Statue placed outside
Fr. Anthonio’s statue, usually placed inside the shrine, was kept outside on Sunday, at the entrance of the church. Scores of people stood facing the statue, their hands joined in prayer, tears rolling down their cheeks. The church they frequented was now across a row of rigid barricades and armed security personnel.
“It was Fr. Anthonio who dedicated this shrine to St. Anthony’s. His statue survived the blast and we wanted devotees to be assured,” said Fr. Jude Fernando, administrator of the church.
“It is still unbelievable… what do I even say,” he said, even as cleaners struggled to clear the debris and wash off blood stains inside. “I was right at the front when the blast occurred at the rear. I escaped so narrowly.”

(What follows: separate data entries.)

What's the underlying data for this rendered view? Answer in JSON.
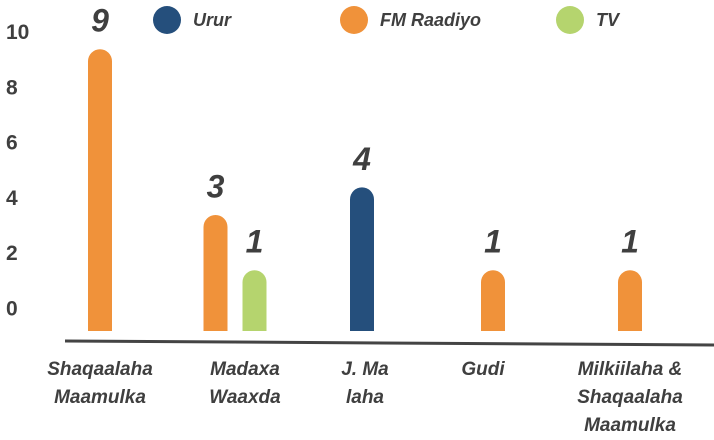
{
  "chart_data": {
    "type": "bar",
    "categories": [
      [
        "Shaqaalaha",
        "Maamulka"
      ],
      [
        "Madaxa",
        "Waaxda"
      ],
      [
        "J. Ma",
        "laha"
      ],
      [
        "Gudi"
      ],
      [
        "Milkiilaha &",
        "Shaqaalaha",
        "Maamulka"
      ]
    ],
    "series": [
      {
        "name": "Urur",
        "color": "#254f7c",
        "values": [
          null,
          null,
          4,
          null,
          null
        ]
      },
      {
        "name": "FM Raadiyo",
        "color": "#f0923a",
        "values": [
          9,
          3,
          null,
          1,
          1
        ]
      },
      {
        "name": "TV",
        "color": "#b5d46e",
        "values": [
          null,
          1,
          null,
          null,
          null
        ]
      }
    ],
    "ylim": [
      -1.2,
      10.6
    ],
    "yticks": [
      0,
      2,
      4,
      6,
      8,
      10
    ],
    "grid": false
  }
}
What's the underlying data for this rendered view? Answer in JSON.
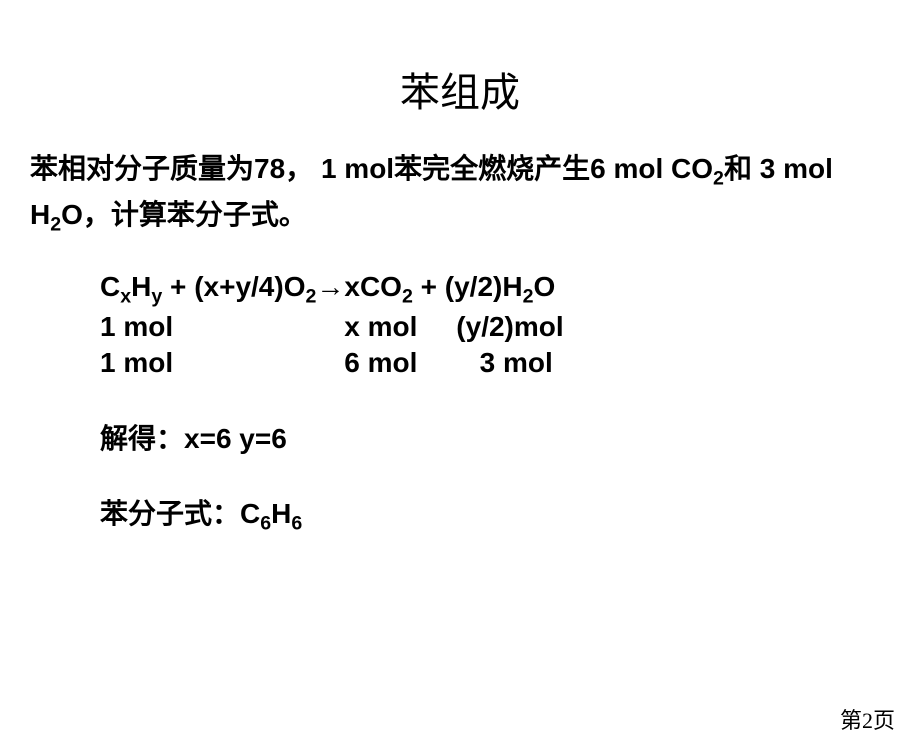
{
  "title": "苯组成",
  "problem": {
    "line1_a": "苯相对分子质量为",
    "mass": "78",
    "line1_b": "， ",
    "mol1": "1 mol",
    "line1_c": "苯完全燃烧产生",
    "mol6": "6 mol CO",
    "sub2a": "2",
    "line1_d": "和 ",
    "mol3": "3 mol H",
    "sub2b": "2",
    "o": "O",
    "line1_e": "，计算苯分子式。"
  },
  "equation": {
    "cx": "C",
    "x": "x",
    "hy": "H",
    "y": "y",
    "plus1": " + (x+y/4)O",
    "sub2c": "2",
    "arrow": "→",
    "xco": "xCO",
    "sub2d": "2",
    "plus2": " + (y/2)H",
    "sub2e": "2",
    "o2": "O"
  },
  "mol_row1": "1 mol                      x mol     (y/2)mol",
  "mol_row2": "1 mol                      6 mol        3 mol",
  "result": {
    "label": "解得：",
    "values": "x=6  y=6"
  },
  "formula": {
    "label": "苯分子式：",
    "c": "C",
    "six1": "6",
    "h": "H",
    "six2": "6"
  },
  "page": "第2页"
}
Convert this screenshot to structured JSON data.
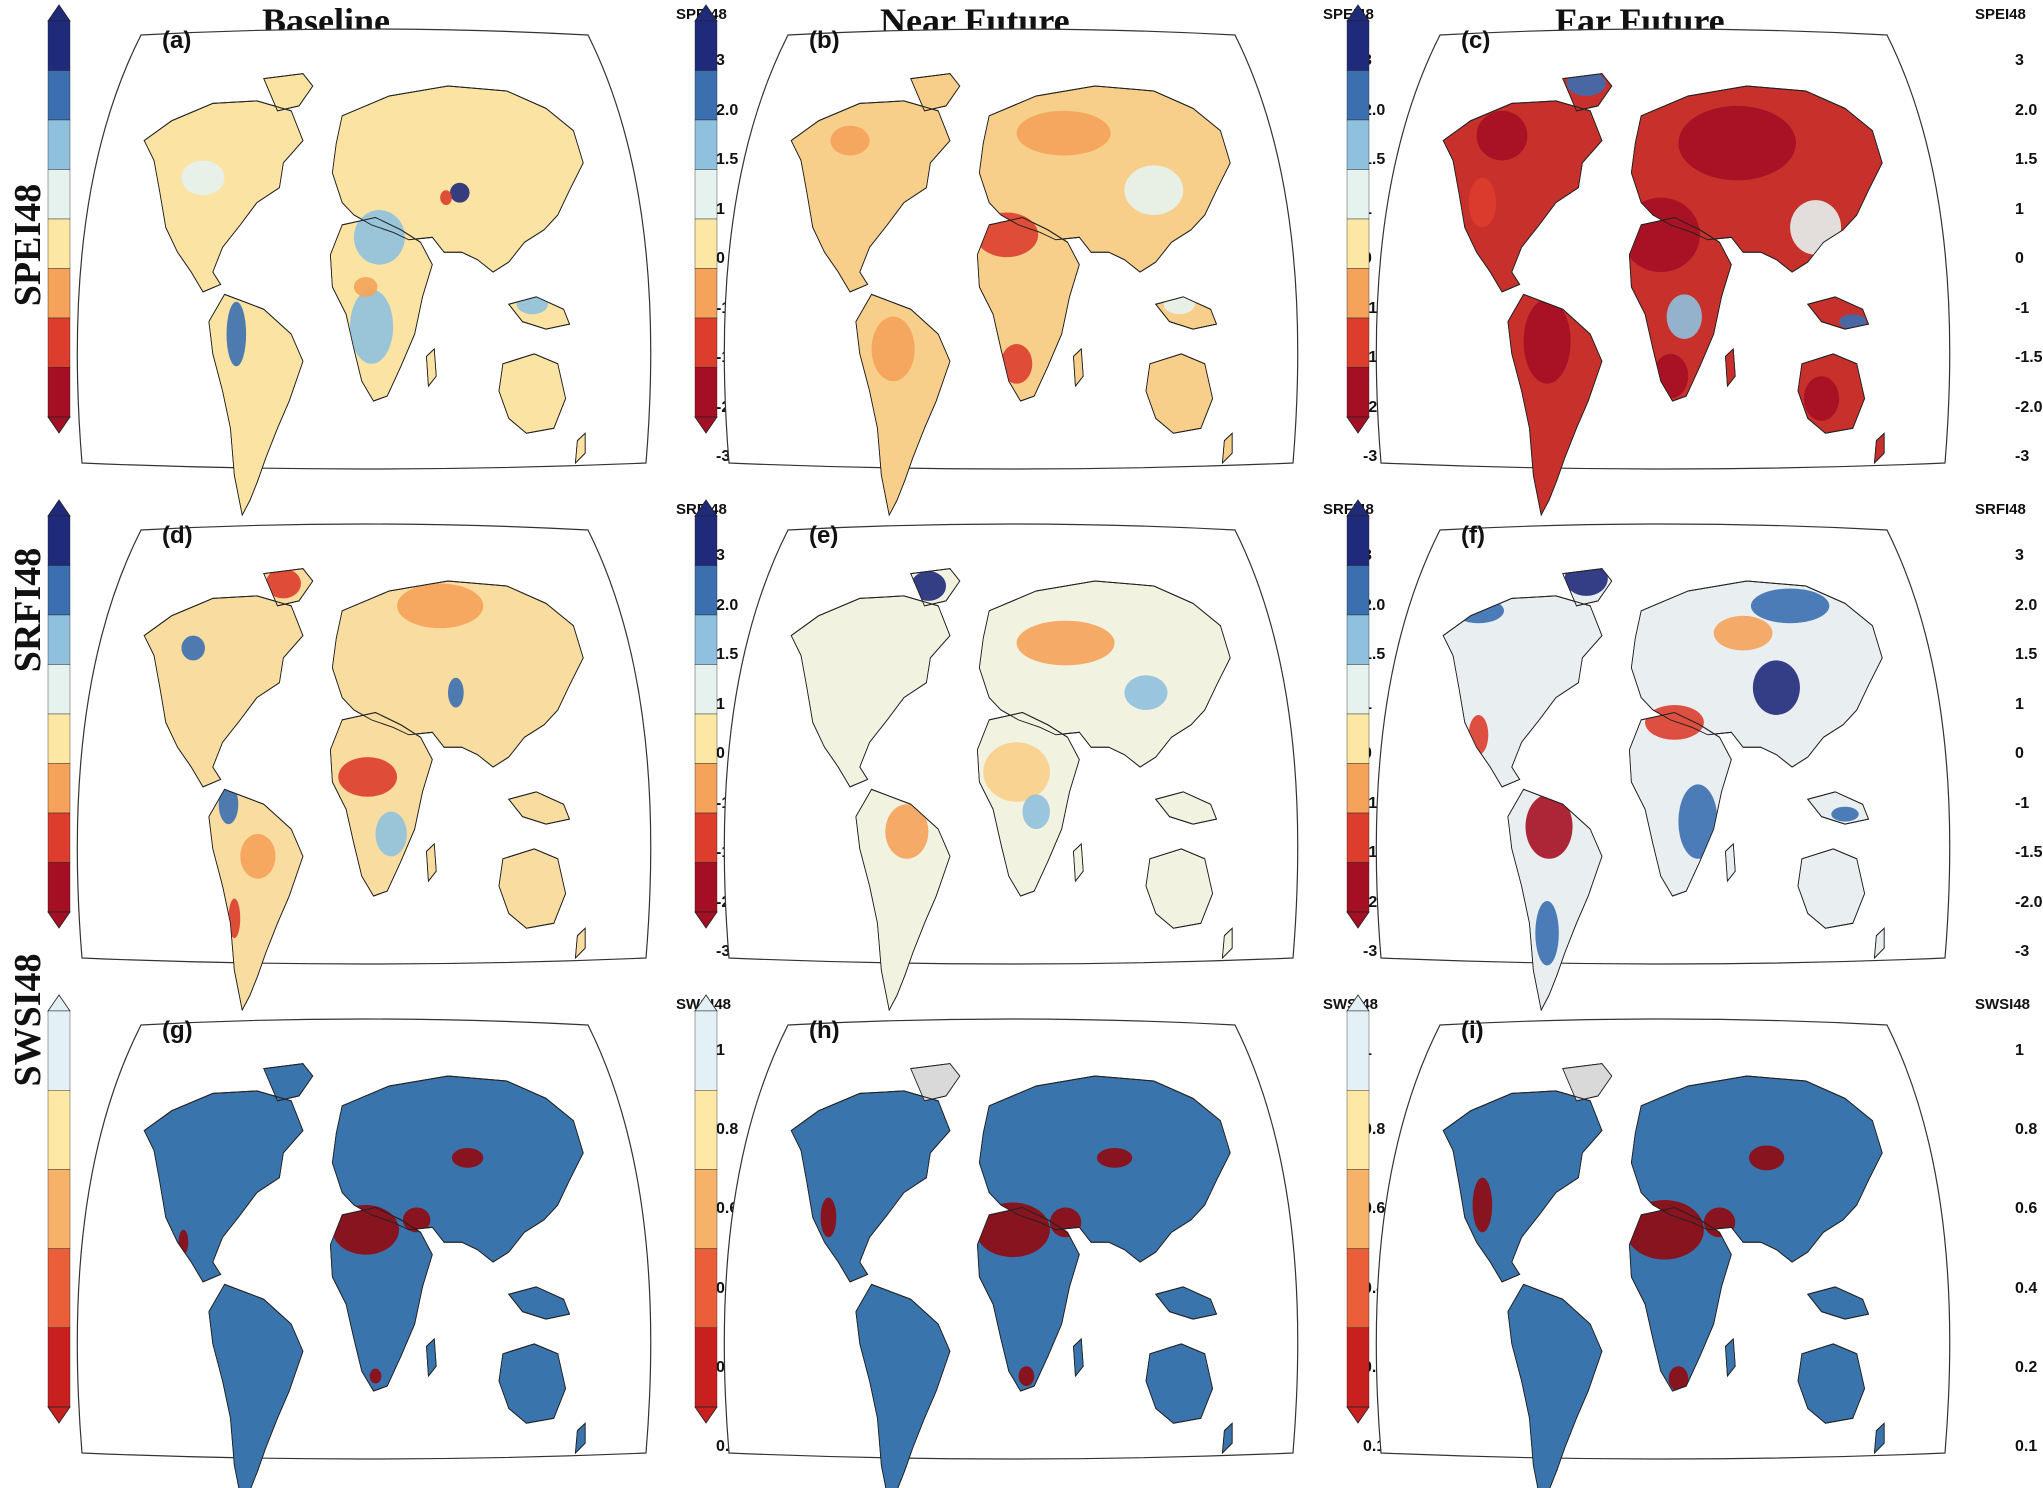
{
  "columns": [
    "Baseline",
    "Near Future",
    "Far Future"
  ],
  "rows": [
    "SPEI48",
    "SRFI48",
    "SWSI48"
  ],
  "panels": [
    {
      "label": "(a)",
      "index": "SPEI48",
      "scheme": "div",
      "row": 0,
      "col": 0,
      "scenario": "baseline"
    },
    {
      "label": "(b)",
      "index": "SPEI48",
      "scheme": "div",
      "row": 0,
      "col": 1,
      "scenario": "near"
    },
    {
      "label": "(c)",
      "index": "SPEI48",
      "scheme": "div",
      "row": 0,
      "col": 2,
      "scenario": "far"
    },
    {
      "label": "(d)",
      "index": "SRFI48",
      "scheme": "div",
      "row": 1,
      "col": 0,
      "scenario": "baseline"
    },
    {
      "label": "(e)",
      "index": "SRFI48",
      "scheme": "div",
      "row": 1,
      "col": 1,
      "scenario": "near"
    },
    {
      "label": "(f)",
      "index": "SRFI48",
      "scheme": "div",
      "row": 1,
      "col": 2,
      "scenario": "far"
    },
    {
      "label": "(g)",
      "index": "SWSI48",
      "scheme": "swsi",
      "row": 2,
      "col": 0,
      "scenario": "baseline"
    },
    {
      "label": "(h)",
      "index": "SWSI48",
      "scheme": "swsi",
      "row": 2,
      "col": 1,
      "scenario": "near"
    },
    {
      "label": "(i)",
      "index": "SWSI48",
      "scheme": "swsi",
      "row": 2,
      "col": 2,
      "scenario": "far"
    }
  ],
  "colorbars": {
    "div": {
      "ticks": [
        "3",
        "2.0",
        "1.5",
        "1",
        "0",
        "-1",
        "-1.5",
        "-2.0",
        "-3"
      ],
      "colors": [
        "#1f2a7a",
        "#3b6fb0",
        "#8fc1de",
        "#e6f2ee",
        "#fce7a5",
        "#f5a25a",
        "#dc3d2d",
        "#a50f24"
      ]
    },
    "swsi": {
      "ticks": [
        "1",
        "0.8",
        "0.6",
        "0.4",
        "0.2",
        "0.1"
      ],
      "colors": [
        "#e3f1f6",
        "#fde9a5",
        "#f7b26a",
        "#ea5e3a",
        "#c8201f"
      ]
    }
  },
  "land_colors": {
    "div_baseline": "#fbe3a3",
    "div_near": "#f8cf8a",
    "div_far": "#c8302c",
    "srfi_baseline": "#f8dca0",
    "srfi_near": "#f2f2e0",
    "srfi_far": "#e9eef0",
    "swsi": "#3a74ad",
    "hot": "#8b0f16"
  }
}
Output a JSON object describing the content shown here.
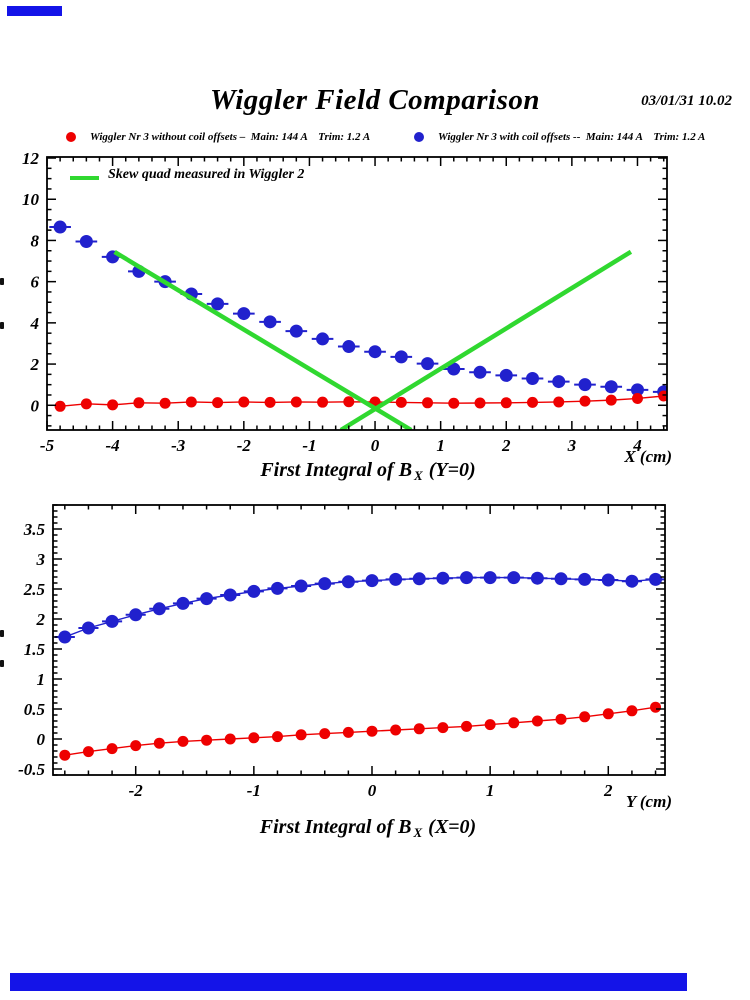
{
  "page": {
    "main_title": "Wiggler Field Comparison",
    "datetime": "03/01/31   10.02",
    "background_color": "#ffffff"
  },
  "decor": {
    "top_left_bar_color": "#1414e8",
    "bottom_bar_color": "#1414e8"
  },
  "header_legend": {
    "items": [
      {
        "marker": "red-dot",
        "marker_color": "#ee0000",
        "label": "Wiggler Nr 3 without coil offsets –  Main: 144 A    Trim: 1.2 A"
      },
      {
        "marker": "blue-dot",
        "marker_color": "#2121cd",
        "label": "Wiggler Nr 3 with coil offsets --  Main: 144 A    Trim: 1.2 A"
      }
    ]
  },
  "chart_data": [
    {
      "type": "scatter",
      "title": "First Integral of Bx (Y=0)",
      "title_parts": {
        "prefix": "First Integral of B",
        "subscript": "X",
        "suffix": " (Y=0)"
      },
      "xlabel": "X (cm)",
      "ylabel": "",
      "grid": false,
      "xlim": [
        -5.0,
        4.45
      ],
      "ylim": [
        -1.2,
        12.05
      ],
      "x_major_ticks": [
        -5,
        -4,
        -3,
        -2,
        -1,
        0,
        1,
        2,
        3,
        4
      ],
      "y_major_ticks": [
        0,
        2,
        4,
        6,
        8,
        10,
        12
      ],
      "x_minor_step": 0.2,
      "y_minor_step": 0.5,
      "x": [
        -4.8,
        -4.4,
        -4.0,
        -3.6,
        -3.2,
        -2.8,
        -2.4,
        -2.0,
        -1.6,
        -1.2,
        -0.8,
        -0.4,
        0.0,
        0.4,
        0.8,
        1.2,
        1.6,
        2.0,
        2.4,
        2.8,
        3.2,
        3.6,
        4.0,
        4.4
      ],
      "series": [
        {
          "name": "Wiggler Nr 3 with coil offsets",
          "color": "#2121cd",
          "marker": "circle",
          "marker_radius": 6.5,
          "connect_line": false,
          "xerr_halfwidth": 0.165,
          "values": [
            8.65,
            7.95,
            7.2,
            6.5,
            6.0,
            5.4,
            4.92,
            4.45,
            4.05,
            3.6,
            3.22,
            2.85,
            2.6,
            2.35,
            2.02,
            1.76,
            1.6,
            1.45,
            1.3,
            1.15,
            1.0,
            0.9,
            0.75,
            0.65
          ]
        },
        {
          "name": "Wiggler Nr 3 without coil offsets",
          "color": "#ee0000",
          "marker": "circle",
          "marker_radius": 5.5,
          "connect_line": true,
          "xerr_halfwidth": 0,
          "values": [
            -0.05,
            0.07,
            0.02,
            0.12,
            0.1,
            0.16,
            0.13,
            0.16,
            0.14,
            0.16,
            0.15,
            0.17,
            0.16,
            0.14,
            0.12,
            0.1,
            0.11,
            0.12,
            0.14,
            0.16,
            0.2,
            0.25,
            0.33,
            0.45
          ]
        }
      ],
      "overlay_lines": {
        "label": "Skew quad measured in Wiggler 2",
        "color": "#30d830",
        "width": 4.5,
        "segments": [
          {
            "x1": -3.97,
            "y1": 7.44,
            "x2": 0.55,
            "y2": -1.2
          },
          {
            "x1": -0.52,
            "y1": -1.2,
            "x2": 3.9,
            "y2": 7.45
          }
        ]
      }
    },
    {
      "type": "scatter",
      "title": "First Integral of Bx (X=0)",
      "title_parts": {
        "prefix": "First Integral of B",
        "subscript": "X",
        "suffix": " (X=0)"
      },
      "xlabel": "Y (cm)",
      "ylabel": "",
      "grid": false,
      "xlim": [
        -2.7,
        2.48
      ],
      "ylim": [
        -0.6,
        3.9
      ],
      "x_major_ticks": [
        -2,
        -1,
        0,
        1,
        2
      ],
      "y_major_ticks": [
        -0.5,
        0,
        0.5,
        1,
        1.5,
        2,
        2.5,
        3,
        3.5
      ],
      "x_minor_step": 0.2,
      "y_minor_step": 0.1,
      "x": [
        -2.6,
        -2.4,
        -2.2,
        -2.0,
        -1.8,
        -1.6,
        -1.4,
        -1.2,
        -1.0,
        -0.8,
        -0.6,
        -0.4,
        -0.2,
        0.0,
        0.2,
        0.4,
        0.6,
        0.8,
        1.0,
        1.2,
        1.4,
        1.6,
        1.8,
        2.0,
        2.2,
        2.4
      ],
      "series": [
        {
          "name": "Wiggler Nr 3 with coil offsets",
          "color": "#2121cd",
          "marker": "circle",
          "marker_radius": 6.5,
          "connect_line": true,
          "xerr_halfwidth": 0.085,
          "values": [
            1.7,
            1.85,
            1.96,
            2.07,
            2.17,
            2.26,
            2.34,
            2.4,
            2.46,
            2.51,
            2.55,
            2.59,
            2.62,
            2.64,
            2.66,
            2.67,
            2.68,
            2.69,
            2.69,
            2.69,
            2.68,
            2.67,
            2.66,
            2.65,
            2.63,
            2.66
          ]
        },
        {
          "name": "Wiggler Nr 3 without coil offsets",
          "color": "#ee0000",
          "marker": "circle",
          "marker_radius": 5.5,
          "connect_line": true,
          "xerr_halfwidth": 0,
          "values": [
            -0.27,
            -0.21,
            -0.16,
            -0.11,
            -0.07,
            -0.04,
            -0.02,
            0.0,
            0.02,
            0.04,
            0.07,
            0.09,
            0.11,
            0.13,
            0.15,
            0.17,
            0.19,
            0.21,
            0.24,
            0.27,
            0.3,
            0.33,
            0.37,
            0.42,
            0.47,
            0.53
          ]
        }
      ]
    }
  ]
}
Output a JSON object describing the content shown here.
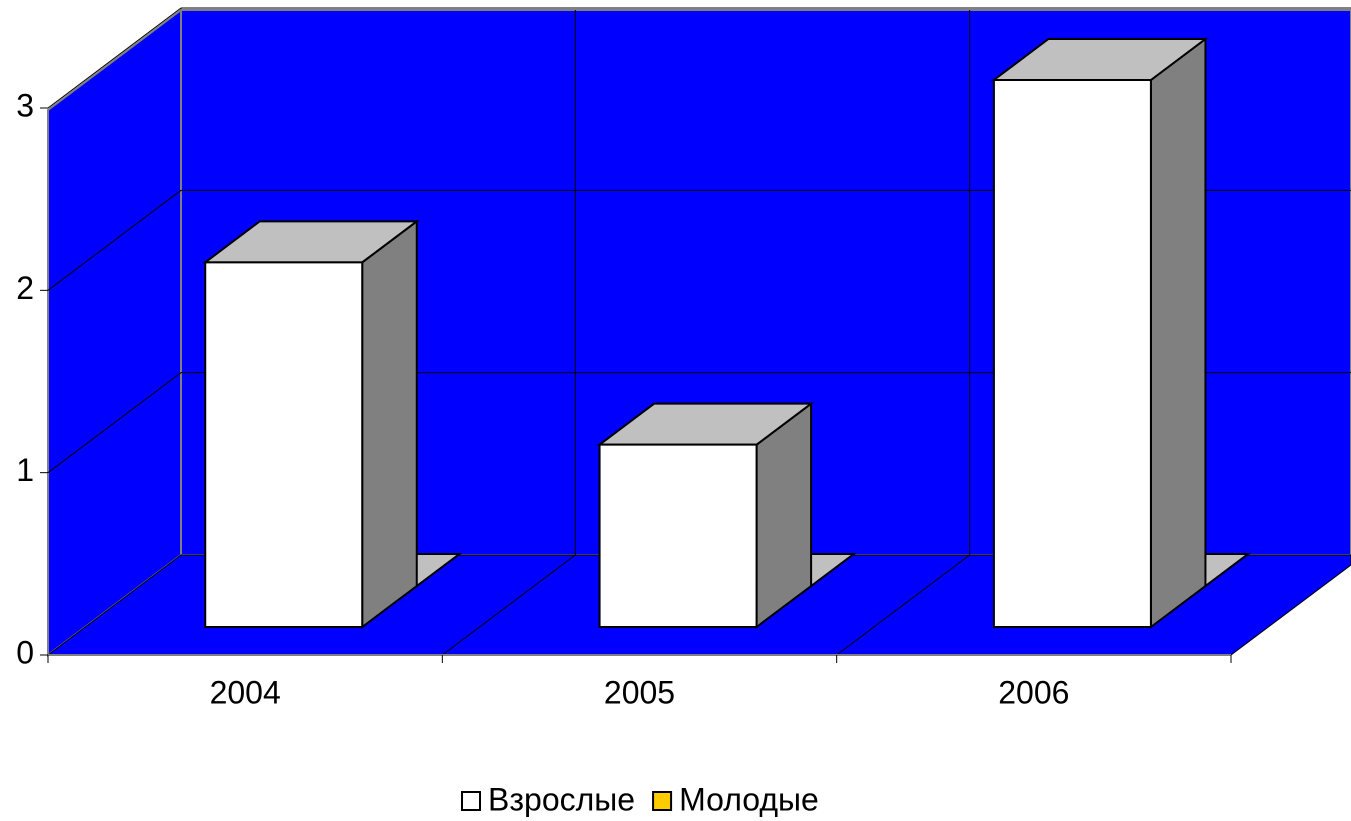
{
  "chart_data": {
    "type": "bar3d",
    "categories": [
      "2004",
      "2005",
      "2006"
    ],
    "series": [
      {
        "name": "Взрослые",
        "color": "#ffffff",
        "values": [
          2,
          1,
          3
        ]
      },
      {
        "name": "Молодые",
        "color": "#ffcc00",
        "values": [
          0,
          0,
          0
        ]
      }
    ],
    "ylim": [
      0,
      3
    ],
    "yticks": [
      0,
      1,
      2,
      3
    ],
    "grid": true,
    "wall_color": "#0000ff",
    "legend": "bottom"
  }
}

Disbelief and helplessness were common refrains on the Sunday after. The usually bustling Pettah had quietened. Most shops were closed, and only a handful of people were out, buying essentials from roadside stalls.
For people of the area, the attacks were not only shocking, but also difficult to comprehend. People of all religions live here and have been trading with each other for years.
“We buy, we sell, we trade. And trade has no religion,” Mr. Buhari said, adding: “in any case what trade, what business now!” “We all know that all lives have to go one day. Death is not the issue. But no one has the right to take another human life in such a gruesome way. It is outrageous,” Mr. Buhari said.